‘A Sweet, Gentle, Loving Man’

Mimi O’DonnellNewsLeave a Comment

Philip Seymour Hoffman died at 47

Second in a series

Re “Hoffman’s Widow Reflects

[Editor’s Note: Director/producer O’Donnell, widow of actor Philip Seymour Hoffman, discusses their relationship with a www.vogue.com

reporter four years after his death from an overdose.]

I told Phil that it would probably take a while to get pregnant because of my age (34).

As it turned out, it happened almost instantly. I remember calling my mother and telling her, “Hi, Mom, I’m pregnant, and, oh yeah, I have this new boyfriend.” Her response was “When do we get to meet him?”

Phil and I were both thrilled, and, soon after, we moved into an apartment in the West Village together.

Early one morning in March 2003, I went into labor, which went on for 40 hours before I was finally given a C-section, delivering our son, Cooper.

I remember the doctor cutting the umbilical cord and handing the baby to Phil. We hugged and kissed and cried—he was the most beautiful thing I’d ever seen—and Phil beamed with uncontainable joy.

Then, wearing scrubs, he started to carry Cooper toward the door to take him to our families in the waiting room. The midwife had to stop him and explain that he couldn’t just walk out of the O.R. with a newborn in his arms. He was so proud and over the moon that he couldn’t wait to show his son to the world.

My memories of Phil are overwhelmingly of a sweet and gentle and loving man, which is not to say that he didn’t have a temper, as anyone who knew him well will tell you.

He was a sensitive person, and he was incapable of masking his anger. He would never sit and stew, or leave an argument unresolved.

One night when Cooper was five months old, I left him alone with Phil for the first time to join a friend who had invited me to a Marc Jacobs show.

When I returned, Cooper was crying—he wouldn’t take the bottle and had been bawling the entire time. Phil yelled, “You are never leaving the apartment again. I don’t have breasts! I can’t feed him!”

Then he handed me Cooper and stormed out onto our balcony for a smoke. A few minutes later, he slunk back in, and we both started laughing.

The growth of our family coincided with the rise of Phil’s career. I was pregnant with Cooper during the filming of Along Came Polly and Cold Mountain, and when he was born, Phil was rehearsing for Long Day’s Journey into Night on Broadway.

While he was wrestling with his identity as an actor and whether he could carry entire movies, Capote came along.

They Looked So Different

Phil overcame his hesitancy about portraying a man whom he physically couldn’t resemble less. That film, in which he transformed himself so astonishingly, was the game-changer. He won every major award, including the Oscar, while I was pregnant with our second child, Tallulah. She was born in 2006. Willa arrived two years after that.

Our loose rule was to never spend more than two weeks apart as a family, and Phil insisted on it with a kind of urgency. We had babysitters, but Phil refused to hire a full-time au pair. More than once, I found myself asking, “You want to bring the baby to what?” Or “You want us to come to Winnipeg in the winter while you’re shooting?” And he’d say, “Just bring him. We all need to be together.” As our family grew, he remained adamant about it. “Can’t we leave the little ones home, and you and I and Cooper——?”

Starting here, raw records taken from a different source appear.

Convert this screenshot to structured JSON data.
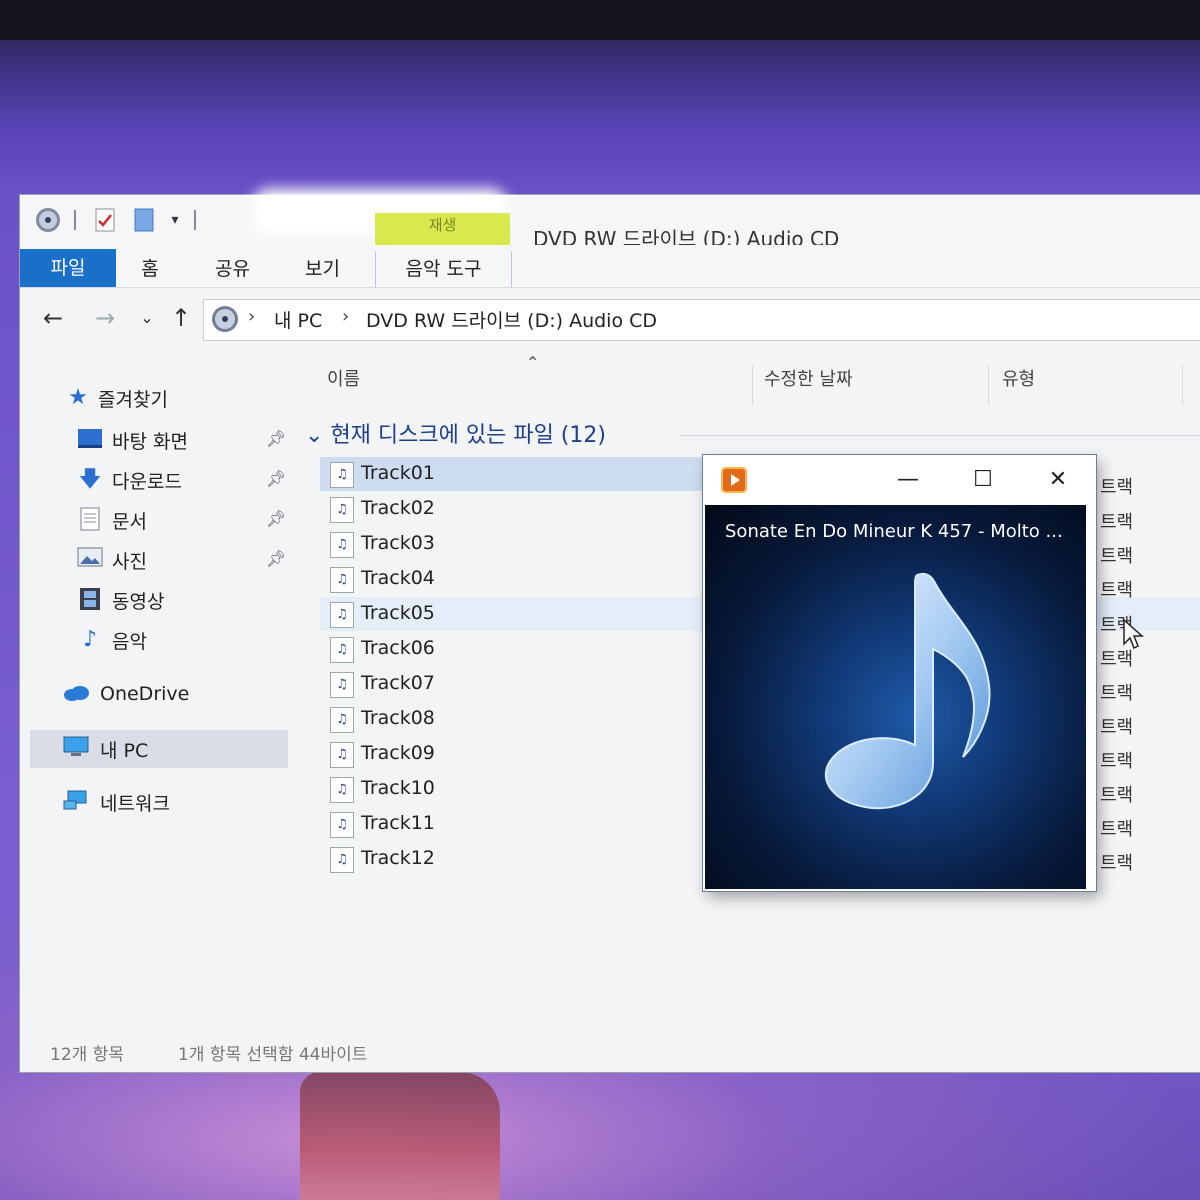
{
  "titlebar": {
    "title": "DVD RW 드라이브 (D:) Audio CD",
    "contextual_tab_header": "재생"
  },
  "ribbon": {
    "tabs": [
      "파일",
      "홈",
      "공유",
      "보기",
      "음악 도구"
    ]
  },
  "address": {
    "crumbs": [
      "내 PC",
      "DVD RW 드라이브 (D:) Audio CD"
    ]
  },
  "navpane": {
    "quick_access": "즐겨찾기",
    "items": [
      "바탕 화면",
      "다운로드",
      "문서",
      "사진",
      "동영상",
      "음악"
    ],
    "onedrive": "OneDrive",
    "this_pc": "내 PC",
    "network": "네트워크"
  },
  "columns": {
    "name": "이름",
    "modified": "수정한 날짜",
    "type": "유형"
  },
  "group": {
    "title": "현재 디스크에 있는 파일 (12)"
  },
  "files": [
    {
      "name": "Track01",
      "type": "트랙"
    },
    {
      "name": "Track02",
      "type": "트랙"
    },
    {
      "name": "Track03",
      "type": "트랙"
    },
    {
      "name": "Track04",
      "type": "트랙"
    },
    {
      "name": "Track05",
      "type": "트랙"
    },
    {
      "name": "Track06",
      "type": "트랙"
    },
    {
      "name": "Track07",
      "type": "트랙"
    },
    {
      "name": "Track08",
      "type": "트랙"
    },
    {
      "name": "Track09",
      "type": "트랙"
    },
    {
      "name": "Track10",
      "type": "트랙"
    },
    {
      "name": "Track11",
      "type": "트랙"
    },
    {
      "name": "Track12",
      "type": "트랙"
    }
  ],
  "status": {
    "count": "12개 항목",
    "selection": "1개 항목 선택함 44바이트"
  },
  "player": {
    "now_playing": "Sonate En Do Mineur K 457 - Molto ...",
    "icon": "music-note-icon"
  },
  "colors": {
    "file_tab": "#1a6fc9",
    "contextual_tab": "#d9e84e",
    "player_bg": "#0a2350"
  }
}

“No. We’re all doing it together.”

When I look back at how close we all were, I wonder whether Phil somehow knew that he was going to die young. He never said those words, but he lived his life as if time was precious. Maybe he just knew what was important to him and where he wanted to invest his love. I always felt there was plenty of time, but he never lived that way. I now thank God he made us take those trips. In some ways, our short time together was almost like an entire lifetime.

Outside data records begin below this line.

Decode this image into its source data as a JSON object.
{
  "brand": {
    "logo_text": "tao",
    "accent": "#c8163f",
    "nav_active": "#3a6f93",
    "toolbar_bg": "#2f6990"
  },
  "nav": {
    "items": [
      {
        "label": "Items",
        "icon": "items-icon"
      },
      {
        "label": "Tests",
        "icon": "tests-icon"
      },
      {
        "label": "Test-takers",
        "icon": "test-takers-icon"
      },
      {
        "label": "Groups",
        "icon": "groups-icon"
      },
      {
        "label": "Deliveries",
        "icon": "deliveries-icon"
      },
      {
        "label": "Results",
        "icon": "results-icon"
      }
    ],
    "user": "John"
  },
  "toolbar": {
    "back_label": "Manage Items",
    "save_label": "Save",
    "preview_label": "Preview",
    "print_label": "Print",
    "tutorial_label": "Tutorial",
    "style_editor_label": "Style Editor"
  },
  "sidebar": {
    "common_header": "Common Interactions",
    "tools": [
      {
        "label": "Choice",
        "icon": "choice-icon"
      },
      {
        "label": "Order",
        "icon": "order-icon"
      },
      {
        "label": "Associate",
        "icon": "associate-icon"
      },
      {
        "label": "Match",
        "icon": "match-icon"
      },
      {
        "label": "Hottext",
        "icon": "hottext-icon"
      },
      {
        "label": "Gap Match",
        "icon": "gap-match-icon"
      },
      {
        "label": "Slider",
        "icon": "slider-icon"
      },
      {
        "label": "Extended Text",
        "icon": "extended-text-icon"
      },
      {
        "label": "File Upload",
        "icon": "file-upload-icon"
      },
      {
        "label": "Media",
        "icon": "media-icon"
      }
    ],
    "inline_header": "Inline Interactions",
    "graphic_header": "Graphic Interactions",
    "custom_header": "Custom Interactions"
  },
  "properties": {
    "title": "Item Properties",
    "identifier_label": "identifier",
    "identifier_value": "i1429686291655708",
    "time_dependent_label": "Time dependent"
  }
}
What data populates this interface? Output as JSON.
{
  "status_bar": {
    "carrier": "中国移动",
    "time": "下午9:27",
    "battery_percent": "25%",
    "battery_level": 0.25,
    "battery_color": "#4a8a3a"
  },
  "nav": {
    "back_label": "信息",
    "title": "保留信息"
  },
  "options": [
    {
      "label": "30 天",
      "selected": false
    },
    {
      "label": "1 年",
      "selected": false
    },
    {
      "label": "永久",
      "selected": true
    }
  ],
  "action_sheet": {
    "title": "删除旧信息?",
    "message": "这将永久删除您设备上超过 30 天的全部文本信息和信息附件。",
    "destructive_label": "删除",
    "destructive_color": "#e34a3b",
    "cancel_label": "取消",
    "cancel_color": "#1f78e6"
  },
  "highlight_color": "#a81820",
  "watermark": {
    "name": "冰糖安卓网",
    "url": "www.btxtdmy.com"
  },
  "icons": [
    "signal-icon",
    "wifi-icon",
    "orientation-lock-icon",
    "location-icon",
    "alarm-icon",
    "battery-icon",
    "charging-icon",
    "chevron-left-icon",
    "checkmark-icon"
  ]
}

Everything Was Good Until…

If I were to take a snapshot of how things were before they changed, it would look like this:

We were living in the West Village. We had three healthy kids. Phil’s career was skyrocketing. He and I were still collaborating on theater and films, and I had started directing plays.

We had wonderful friends. We had money. We were both so aware, since we came from middle-class backgrounds, of how much we had. His mantra was: We have it to give. And he did.

Phil was endlessly generous with his time and energy and money, whether it involved something as serious as paying for a friend to go to rehab or just having coffee with an intern, meeting a writer struggling with a play at midnight, or showing up for a babysitter’s non-Equity showcase.